First, no, I'm not even close to done with the Wolfram book, but it 
is clear that it is going to take longer than I thought, and given my 
own track record wrt getting back to unfiinished business, I decided 
to stay with the approach of annotating as I go, rather than pushing 
through a first reading to get the gist then going back for depth. 
That said, I can't let other work languish while I'm busy deciding 
whether this book is going to necessitate a change in my thinking or 
our work taken separately or together.

So, as we, in HumanMarkup, get ready to launch into Len's proposed 
experiment with a semiotic processor, I offer this article:

http://www.xml.com/pub/a/2002/03/13/processing-model.html

A question I think we need to ask is: Do we need to specify a 
processing order within a semiotic context for HumanMarkup in an a 
priori fashion for any application document using HumanMarkup?

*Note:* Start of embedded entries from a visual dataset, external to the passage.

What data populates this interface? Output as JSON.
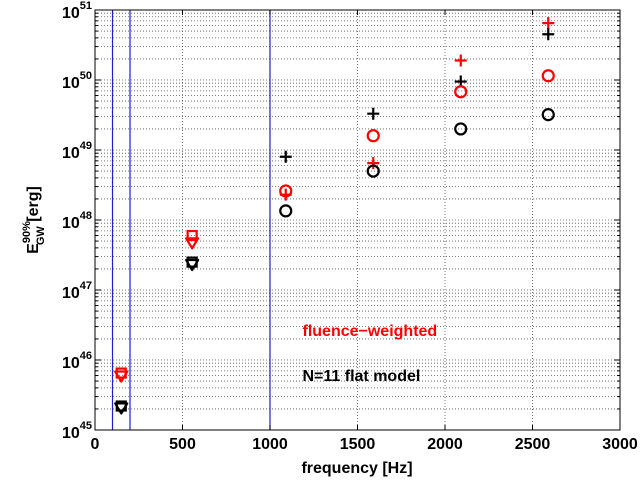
{
  "chart_data": {
    "type": "scatter",
    "title": "",
    "xlabel": "frequency [Hz]",
    "ylabel": {
      "base": "E",
      "sup": "90%",
      "sub": "GW",
      "unit": " [erg]"
    },
    "xlim": [
      0,
      3000
    ],
    "ylim_log10": [
      45,
      51
    ],
    "yscale": "log",
    "grid": true,
    "x_ticks": [
      0,
      500,
      1000,
      1500,
      2000,
      2500,
      3000
    ],
    "x_tick_labels": [
      "0",
      "500",
      "1000",
      "1500",
      "2000",
      "2500",
      "3000"
    ],
    "y_tick_base": "10",
    "y_tick_exponents": [
      "45",
      "46",
      "47",
      "48",
      "49",
      "50",
      "51"
    ],
    "vertical_lines": [
      100,
      200,
      1000
    ],
    "colors": {
      "red": "#ff0000",
      "black": "#000000",
      "blue": "#2020d0",
      "grid": "#555555"
    },
    "series": [
      {
        "marker": "plus",
        "color": "#ff0000",
        "x": [
          1090,
          1590,
          2090,
          2590
        ],
        "y": [
          2.3e+48,
          6.5e+48,
          1.9e+50,
          6.5e+50
        ]
      },
      {
        "marker": "plus",
        "color": "#000000",
        "x": [
          1090,
          1590,
          2090,
          2590
        ],
        "y": [
          8e+48,
          3.3e+49,
          9.5e+49,
          4.5e+50
        ]
      },
      {
        "marker": "circle",
        "color": "#ff0000",
        "x": [
          1090,
          1590,
          2090,
          2590
        ],
        "y": [
          2.6e+48,
          1.6e+49,
          6.8e+49,
          1.15e+50
        ]
      },
      {
        "marker": "circle",
        "color": "#000000",
        "x": [
          1090,
          1590,
          2090,
          2590
        ],
        "y": [
          1.35e+48,
          5e+48,
          2e+49,
          3.2e+49
        ]
      },
      {
        "marker": "square",
        "color": "#ff0000",
        "x": [
          150,
          555
        ],
        "y": [
          6.5e+45,
          6e+47
        ]
      },
      {
        "marker": "triangle-down",
        "color": "#ff0000",
        "x": [
          150,
          555
        ],
        "y": [
          6e+45,
          4.8e+47
        ]
      },
      {
        "marker": "square",
        "color": "#000000",
        "x": [
          150,
          555
        ],
        "y": [
          2.2e+45,
          2.5e+47
        ]
      },
      {
        "marker": "triangle-down",
        "color": "#000000",
        "x": [
          150,
          555
        ],
        "y": [
          2.1e+45,
          2.35e+47
        ]
      }
    ],
    "annotations": [
      {
        "text": "fluence−weighted",
        "color": "#ff0000",
        "x": 1500,
        "y": 2.2e+46
      },
      {
        "text": "N=11 flat model",
        "color": "#000000",
        "x": 1500,
        "y": 5e+45
      }
    ]
  }
}
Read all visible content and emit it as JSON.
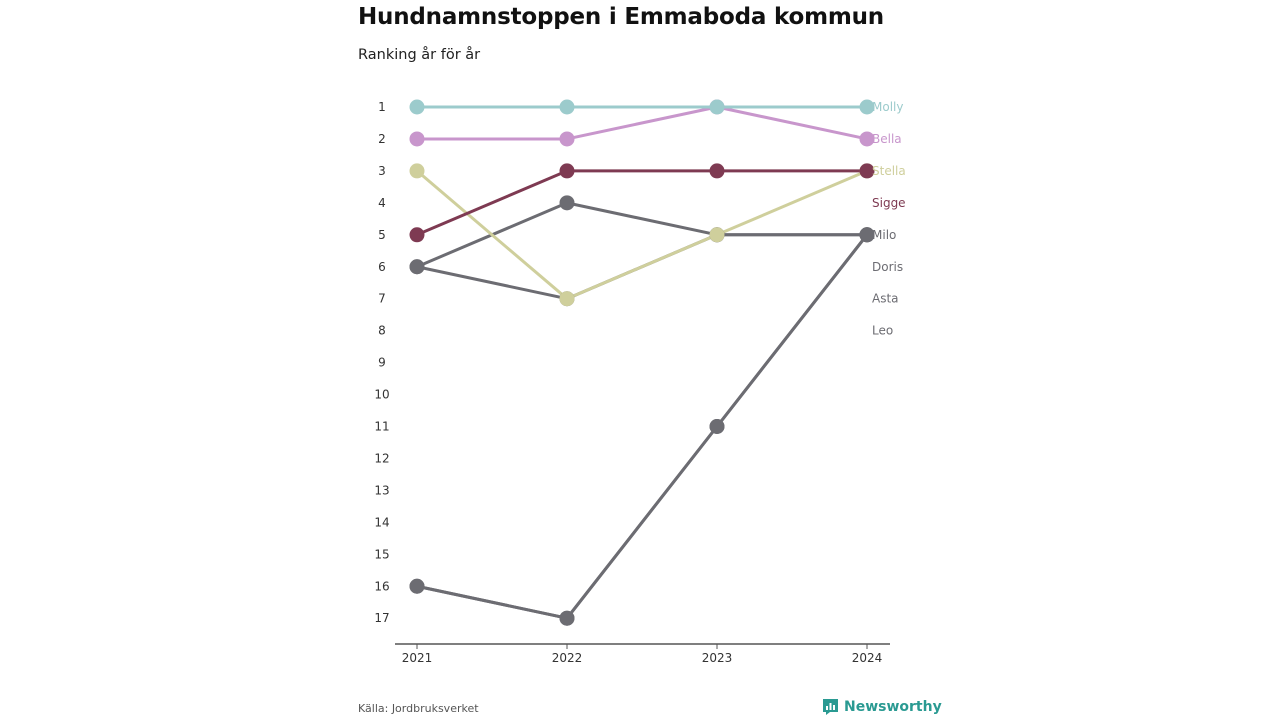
{
  "header": {
    "title": "Hundnamnstoppen i Emmaboda kommun",
    "subtitle": "Ranking år för år"
  },
  "footer": {
    "source": "Källa: Jordbruksverket",
    "brand": "Newsworthy",
    "brand_icon": "bar-chart-logo-icon"
  },
  "colors": {
    "Molly": "#9ccbcc",
    "Bella": "#c896cc",
    "Stella": "#cfcf9c",
    "Sigge": "#7e3a52",
    "Milo": "#6c6c72",
    "Doris": "#6c6c72",
    "Asta": "#6c6c72",
    "Leo": "#6c6c72",
    "axis": "#555555",
    "brand": "#2a9a92"
  },
  "chart_data": {
    "type": "line",
    "x": [
      "2021",
      "2022",
      "2023",
      "2024"
    ],
    "yticks": [
      "1",
      "2",
      "3",
      "4",
      "5",
      "6",
      "7",
      "8",
      "9",
      "10",
      "11",
      "12",
      "13",
      "14",
      "15",
      "16",
      "17"
    ],
    "ylim": [
      1,
      17
    ],
    "y_reversed": true,
    "grid": false,
    "series": [
      {
        "name": "Leo",
        "values": [
          16,
          17,
          11,
          5
        ]
      },
      {
        "name": "Asta",
        "values": [
          6,
          7,
          5,
          5
        ]
      },
      {
        "name": "Doris",
        "values": [
          6,
          4,
          5,
          5
        ]
      },
      {
        "name": "Milo",
        "values": [
          16,
          17,
          11,
          5
        ]
      },
      {
        "name": "Stella",
        "values": [
          3,
          7,
          5,
          3
        ]
      },
      {
        "name": "Sigge",
        "values": [
          5,
          3,
          3,
          3
        ]
      },
      {
        "name": "Bella",
        "values": [
          2,
          2,
          1,
          2
        ]
      },
      {
        "name": "Molly",
        "values": [
          1,
          1,
          1,
          1
        ]
      }
    ],
    "end_labels": [
      {
        "name": "Molly",
        "rank": 1
      },
      {
        "name": "Bella",
        "rank": 2
      },
      {
        "name": "Stella",
        "rank": 3
      },
      {
        "name": "Sigge",
        "rank": 4
      },
      {
        "name": "Milo",
        "rank": 5
      },
      {
        "name": "Doris",
        "rank": 6
      },
      {
        "name": "Asta",
        "rank": 7
      },
      {
        "name": "Leo",
        "rank": 8
      }
    ]
  }
}
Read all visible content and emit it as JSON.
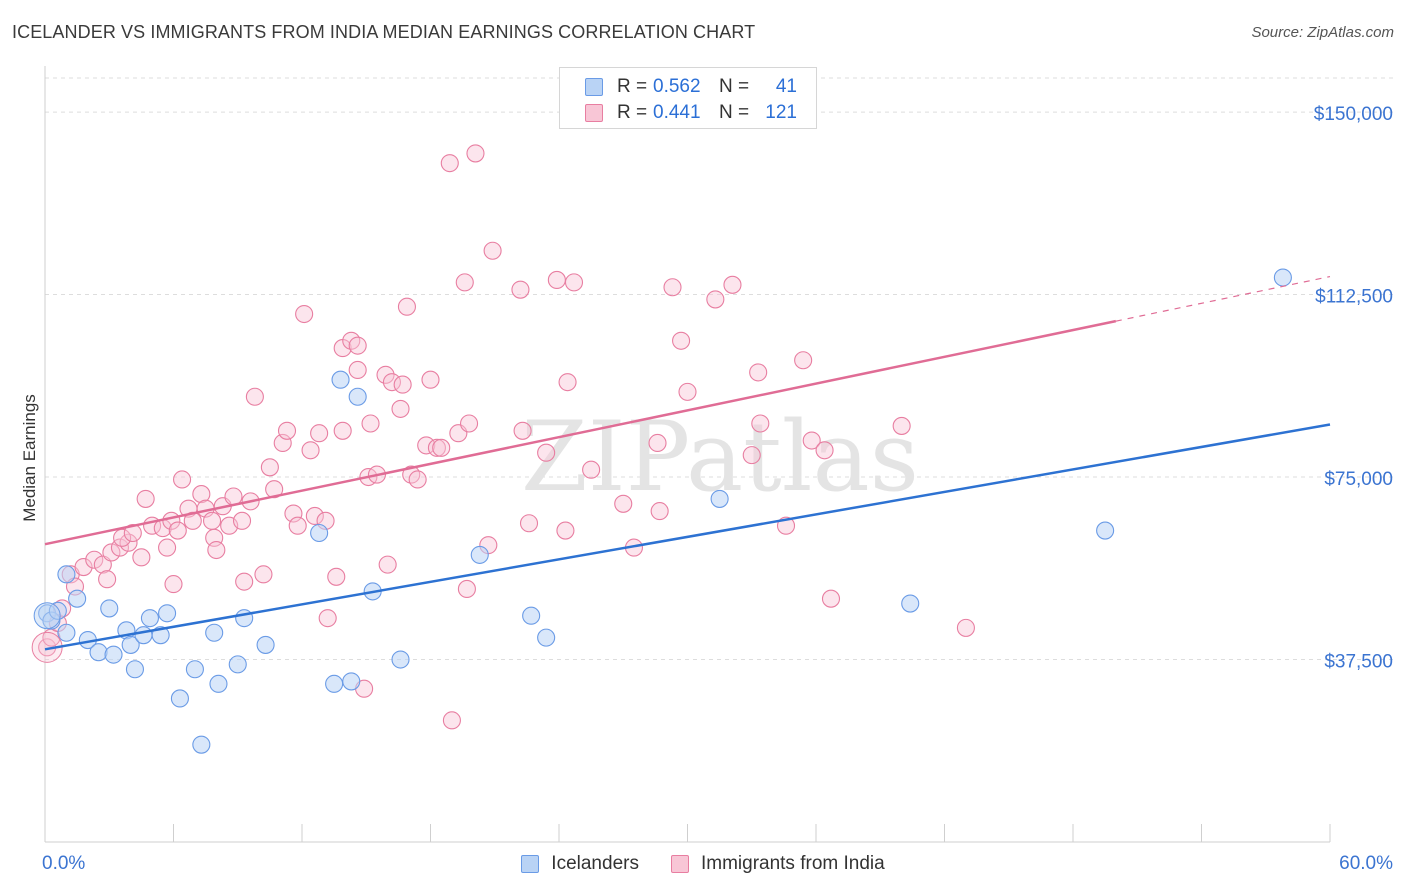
{
  "chart_data": {
    "type": "scatter",
    "title": "ICELANDER VS IMMIGRANTS FROM INDIA MEDIAN EARNINGS CORRELATION CHART",
    "source": "Source: ZipAtlas.com",
    "xlabel": "",
    "ylabel": "Median Earnings",
    "xlim": [
      0,
      60
    ],
    "ylim": [
      0,
      157000
    ],
    "x_tick_labels": [
      "0.0%",
      "60.0%"
    ],
    "y_ticks": [
      {
        "value": 37500,
        "label": "$37,500"
      },
      {
        "value": 75000,
        "label": "$75,000"
      },
      {
        "value": 112500,
        "label": "$112,500"
      },
      {
        "value": 150000,
        "label": "$150,000"
      }
    ],
    "watermark": "ZIPatlas",
    "legend": {
      "r_label": "R =",
      "n_label": "N =",
      "entries": [
        {
          "name": "Icelanders",
          "r": "0.562",
          "n": "41",
          "color": "#6a9be6",
          "fill": "#b9d3f5"
        },
        {
          "name": "Immigrants from India",
          "r": "0.441",
          "n": "121",
          "color": "#e87ea1",
          "fill": "#f8c6d6"
        }
      ]
    },
    "series": [
      {
        "name": "Icelanders",
        "color": "#6a9be6",
        "trend": {
          "x0": 0,
          "y0": 39600,
          "x1": 60,
          "y1": 85800,
          "solid_until": 60
        },
        "points": [
          [
            0.1,
            47000
          ],
          [
            0.3,
            45500
          ],
          [
            0.6,
            47500
          ],
          [
            1.0,
            55000
          ],
          [
            1.5,
            50000
          ],
          [
            1.0,
            43000
          ],
          [
            2.0,
            41500
          ],
          [
            2.5,
            39000
          ],
          [
            3.0,
            48000
          ],
          [
            3.2,
            38500
          ],
          [
            3.8,
            43500
          ],
          [
            4.0,
            40500
          ],
          [
            4.2,
            35500
          ],
          [
            4.6,
            42500
          ],
          [
            4.9,
            46000
          ],
          [
            5.4,
            42500
          ],
          [
            5.7,
            47000
          ],
          [
            6.3,
            29500
          ],
          [
            7.0,
            35500
          ],
          [
            7.3,
            20000
          ],
          [
            7.9,
            43000
          ],
          [
            8.1,
            32500
          ],
          [
            9.0,
            36500
          ],
          [
            9.3,
            46000
          ],
          [
            10.3,
            40500
          ],
          [
            12.8,
            63500
          ],
          [
            13.5,
            32500
          ],
          [
            13.8,
            95000
          ],
          [
            14.3,
            33000
          ],
          [
            14.6,
            91500
          ],
          [
            15.3,
            51500
          ],
          [
            16.6,
            37500
          ],
          [
            20.3,
            59000
          ],
          [
            22.7,
            46500
          ],
          [
            23.4,
            42000
          ],
          [
            31.5,
            70500
          ],
          [
            40.4,
            49000
          ],
          [
            49.5,
            64000
          ],
          [
            57.8,
            116000
          ]
        ]
      },
      {
        "name": "Immigrants from India",
        "color": "#e87ea1",
        "trend": {
          "x0": 0,
          "y0": 61200,
          "x1": 60,
          "y1": 116200,
          "solid_until": 50
        },
        "points": [
          [
            0.1,
            40000
          ],
          [
            0.3,
            42000
          ],
          [
            0.6,
            45000
          ],
          [
            0.8,
            48000
          ],
          [
            1.2,
            55000
          ],
          [
            1.4,
            52500
          ],
          [
            1.8,
            56500
          ],
          [
            2.3,
            58000
          ],
          [
            2.7,
            57000
          ],
          [
            2.9,
            54000
          ],
          [
            3.1,
            59500
          ],
          [
            3.5,
            60500
          ],
          [
            3.9,
            61500
          ],
          [
            3.6,
            62500
          ],
          [
            4.1,
            63500
          ],
          [
            4.5,
            58500
          ],
          [
            4.7,
            70500
          ],
          [
            5.0,
            65000
          ],
          [
            5.5,
            64500
          ],
          [
            5.7,
            60500
          ],
          [
            5.9,
            66000
          ],
          [
            6.0,
            53000
          ],
          [
            6.2,
            64000
          ],
          [
            6.4,
            74500
          ],
          [
            6.7,
            68500
          ],
          [
            6.9,
            66000
          ],
          [
            7.3,
            71500
          ],
          [
            7.5,
            68500
          ],
          [
            7.8,
            66000
          ],
          [
            7.9,
            62500
          ],
          [
            8.0,
            60000
          ],
          [
            8.3,
            69000
          ],
          [
            8.6,
            65000
          ],
          [
            8.8,
            71000
          ],
          [
            9.2,
            66000
          ],
          [
            9.3,
            53500
          ],
          [
            9.6,
            70000
          ],
          [
            9.8,
            91500
          ],
          [
            10.2,
            55000
          ],
          [
            10.5,
            77000
          ],
          [
            10.7,
            72500
          ],
          [
            11.1,
            82000
          ],
          [
            11.3,
            84500
          ],
          [
            11.6,
            67500
          ],
          [
            11.8,
            65000
          ],
          [
            12.1,
            108500
          ],
          [
            12.4,
            80500
          ],
          [
            12.6,
            67000
          ],
          [
            12.8,
            84000
          ],
          [
            13.1,
            66000
          ],
          [
            13.2,
            46000
          ],
          [
            13.6,
            54500
          ],
          [
            13.9,
            101500
          ],
          [
            13.9,
            84500
          ],
          [
            14.3,
            103000
          ],
          [
            14.6,
            102000
          ],
          [
            14.6,
            97000
          ],
          [
            14.9,
            31500
          ],
          [
            15.1,
            75000
          ],
          [
            15.2,
            86000
          ],
          [
            15.5,
            75500
          ],
          [
            15.9,
            96000
          ],
          [
            16.0,
            57000
          ],
          [
            16.2,
            94500
          ],
          [
            16.6,
            89000
          ],
          [
            16.7,
            94000
          ],
          [
            16.9,
            110000
          ],
          [
            17.1,
            75500
          ],
          [
            17.4,
            74500
          ],
          [
            17.8,
            81500
          ],
          [
            18.0,
            95000
          ],
          [
            18.3,
            81000
          ],
          [
            18.5,
            81000
          ],
          [
            18.9,
            139500
          ],
          [
            19.0,
            25000
          ],
          [
            19.3,
            84000
          ],
          [
            19.6,
            115000
          ],
          [
            19.7,
            52000
          ],
          [
            19.8,
            86000
          ],
          [
            20.1,
            141500
          ],
          [
            20.7,
            61000
          ],
          [
            20.9,
            121500
          ],
          [
            22.2,
            113500
          ],
          [
            22.3,
            84500
          ],
          [
            22.6,
            65500
          ],
          [
            23.4,
            80000
          ],
          [
            23.9,
            115500
          ],
          [
            24.3,
            64000
          ],
          [
            24.4,
            94500
          ],
          [
            24.7,
            115000
          ],
          [
            25.5,
            76500
          ],
          [
            27.0,
            69500
          ],
          [
            27.5,
            60500
          ],
          [
            28.6,
            82000
          ],
          [
            28.7,
            68000
          ],
          [
            29.3,
            114000
          ],
          [
            29.7,
            103000
          ],
          [
            30.0,
            92500
          ],
          [
            31.3,
            111500
          ],
          [
            32.1,
            114500
          ],
          [
            33.0,
            79500
          ],
          [
            33.3,
            96500
          ],
          [
            33.4,
            86000
          ],
          [
            34.6,
            65000
          ],
          [
            35.4,
            99000
          ],
          [
            35.8,
            82500
          ],
          [
            36.4,
            80500
          ],
          [
            36.7,
            50000
          ],
          [
            40.0,
            85500
          ],
          [
            43.0,
            44000
          ]
        ]
      }
    ]
  }
}
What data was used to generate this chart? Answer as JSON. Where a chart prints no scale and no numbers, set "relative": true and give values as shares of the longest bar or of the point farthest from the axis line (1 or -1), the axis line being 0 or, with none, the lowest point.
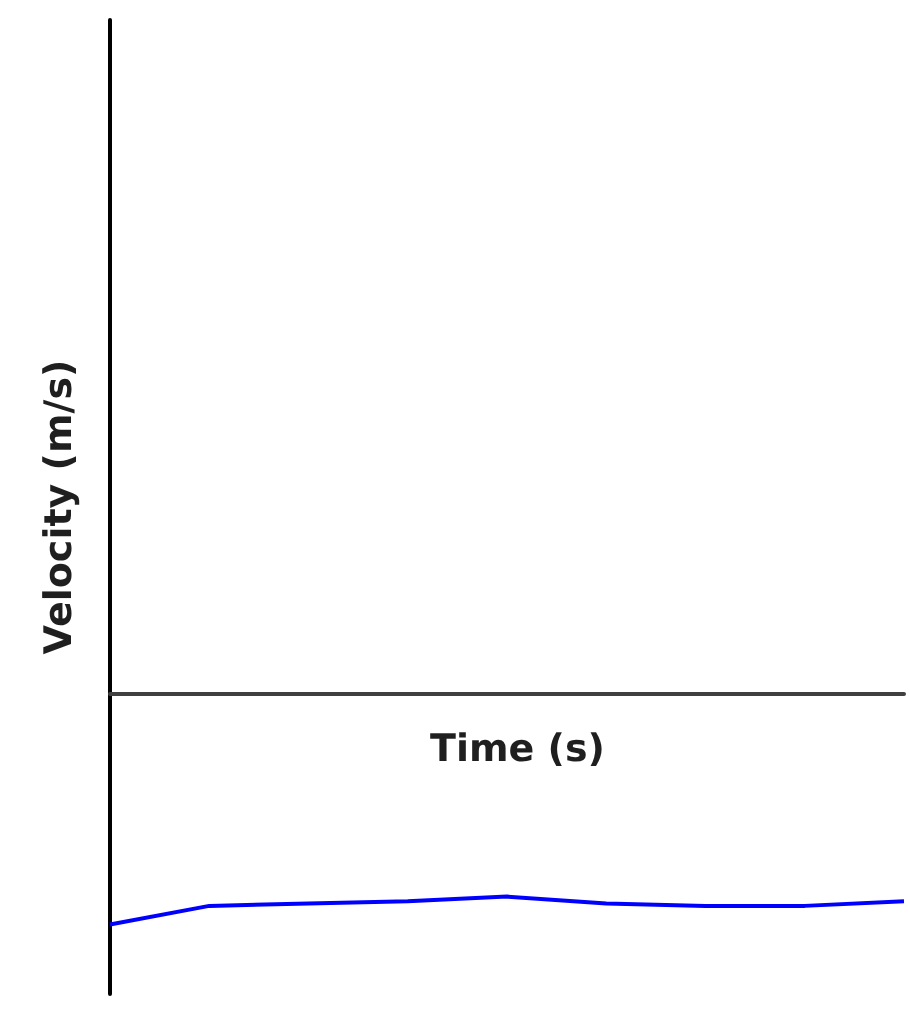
{
  "chart_data": {
    "type": "line",
    "relative": true,
    "xlabel": "Time (s)",
    "ylabel": "Velocity (m/s)",
    "categories": [
      null,
      null,
      null,
      null,
      null,
      null,
      null,
      null,
      null
    ],
    "series": [
      {
        "color": "#0000ff",
        "values": [
          -1,
          -0.92,
          -0.91,
          -0.9,
          -0.88,
          -0.91,
          -0.92,
          -0.92,
          -0.9
        ]
      }
    ],
    "marker": "none",
    "grid": false
  }
}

I have long thought that some sort of preflighting of resources for 
any given application-specific xml operations on the web needs to be 
addressed even before or perhaps simultaneous with parser validation 
of a document invoking those operations. Our position on this needs 
to be noodled out before we start thinking about how or whether 
HumanMarkup-based or -supported applications documents SHOULD order 
parsing of applications document-specific operations.

In practical terms, what this means is that, for example, a web 
service being requested by an end-user needs to have all connections 
tested for reliability, security and availability before an 
end-user's HumanMarkup-enhanced personal preferences information is 
passed, and that needs to occur immediately after any single-sign-on 
identity authentication, which takes place first before a connection 
to a service is confirmed. I mention this in concrete terms so that 
we know that we are talking about clearly concrete issues, and not 
just a theoretical experiment. So, we need to cast the experiment so 
that it tells us the answer to these questions, in addition to more 
purely intra-HumanMarkup concerns.

I am copying this to the Web Services for Interactive Applications TC 
and my contact at HR-XML.org so that they know that these issues are 
being discussed here.

There are implications in these considerations as well for XMLP in 
the sense that whatever it turns out to be, we will need to make sure 
that our requirements for that protocol are made known.